Zumbi liderou a Confederação dos Palmares, considerada a maior experiência de autonomia negra das Américas (Foto/Reprodução)
O Dia da Consciência Negra, celebrado nacionalmente desde 2023, resgata um dos capítulos mais simbólicos da história brasileira: a execução de Zumbi dos Palmares em 20 de novembro de 1695. Para o historiador Flávio Saldanha, professor da Universidade Federal do Triângulo Mineiro (UFTM), a data representa muito mais do que a morte de um líder quilombola. É um ponto de partida para revisitar a longa trajetória de resistência negra no país, frequentemente apagada ou distorcida ao longo dos séculos.
Zumbi liderou a Confederação dos Palmares, considerada a maior experiência de autonomia negra das Américas. Formada por diversas comunidades, abrigou entre 20 e 30 mil pessoas fugidas da escravidão e manteve-se ativa por quase 100 anos no século XVII. “Onde houve escravidão, houve resistência”, lembra o professor, destacando fugas, revoltas e a criação de quilombos como práticas permanentes naquele período.
Essa resistência também se manifesta na história regional. Em entrevista ao Pingo do J na Rádio JM, Saldanha cita o Quilombo do Campo Grande, que ocupou áreas como Ibiá, Serra do Salitre e proximidades de Coromandel, e que é reconhecido como o maior de Minas Gerais. A estrutura abrangente do quilombo, com várias comunidades articuladas entre si, reforça — segundo ele — que o Triângulo Mineiro e o Alto Paranaíba foram territórios de presença negra intensa, organizada e ativa na oposição ao sistema escravista. Para o historiador, compreender esses territórios é fundamental para desfazer a ideia de que a região teria sido apenas área de passagem ou de menor impacto da escravidão.
A reflexão sobre o 20 de novembro também toca diretamente a história de Uberaba. A cidade abriga marcas importantes da presença negra, como o antigo terreno da Igreja de Nossa Senhora do Rosário — construída pela população negra e demolida décadas depois. No mesmo local está hoje a estátua de Zumbi dos Palmares, no Morro da Presidente Vargas, um dos símbolos atuais da memória da cidade.
Saldanha também recorda que a abolição de 1888 não resultou em inclusão social. Mesmo após o fim formal da escravidão, políticas de reparação e acesso a direitos não foram implementadas. Para ele, leis como a do Ventre Livre (1871) e a dos Sexagenários (1885) revelam a lentidão e a desigualdade do processo, que libertava pessoas já idosas, muitas vezes doentes e sem qualquer garantia de sobrevivência. “A pergunta essencial é: o que aconteceu no dia 14 de maio?”, provoca.

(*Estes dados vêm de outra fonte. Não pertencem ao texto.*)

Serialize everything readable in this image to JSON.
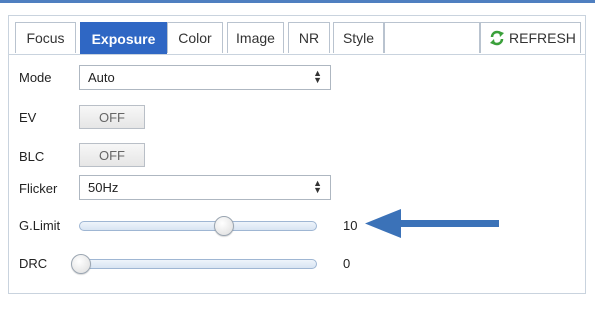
{
  "tabs": [
    {
      "label": "Focus",
      "active": false
    },
    {
      "label": "Exposure",
      "active": true
    },
    {
      "label": "Color",
      "active": false
    },
    {
      "label": "Image",
      "active": false
    },
    {
      "label": "NR",
      "active": false
    },
    {
      "label": "Style",
      "active": false
    }
  ],
  "refresh": {
    "label": "REFRESH",
    "icon": "refresh-icon",
    "icon_color": "#3aa03a"
  },
  "accent_color": "#2f67c4",
  "settings": {
    "mode": {
      "label": "Mode",
      "value": "Auto"
    },
    "ev": {
      "label": "EV",
      "button": "OFF"
    },
    "blc": {
      "label": "BLC",
      "button": "OFF"
    },
    "flicker": {
      "label": "Flicker",
      "value": "50Hz"
    },
    "glimit": {
      "label": "G.Limit",
      "value": "10",
      "level": 0.61
    },
    "drc": {
      "label": "DRC",
      "value": "0",
      "level": 0.0
    }
  },
  "annotation": {
    "icon": "arrow-left-icon",
    "color": "#3b72b8"
  }
}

Uberaba também preserva tradições diretamente ligadas à história negra, como congadas, moçambique e afoxé, expressões culturais relacionadas, entre outros episódios, à participação de homens negros na Guerra do Paraguai. Muitos foram enviados ao conflito com promessa de alforria caso sobrevivessem. A hierarquia militar presente nos ternos das congadas nasce desse momento histórico, hoje ressignificado como elemento de identidade e continuidade cultural.
A data de hoje, afirma o historiador, tem papel central na visibilidade dessas trajetórias, sobretudo num país onde o protagonismo negro foi sistematicamente silenciado. Ele lembra que somente em 2008 a capoeira — antes criminalizada — foi reconhecida como patrimônio cultural brasileiro. E reforça a importância de políticas como as cotas raciais, que considera parte de um processo de reparação histórica, frente à ausência de ações pós-abolição.
Para Saldanha, celebrar o 20 de novembro é manter viva a memória de lideranças como Zumbi, Dandara, Tereza de Benguela, Maria Filipa e tantas outras figuras fundamentais na formação do Brasil, mas raramente presentes nos livros. “É um esforço de reconstrução da memória. A história sempre foi escrita pelo vencedor, e agora precisamos retomar as vozes que ficaram à margem”, conclui.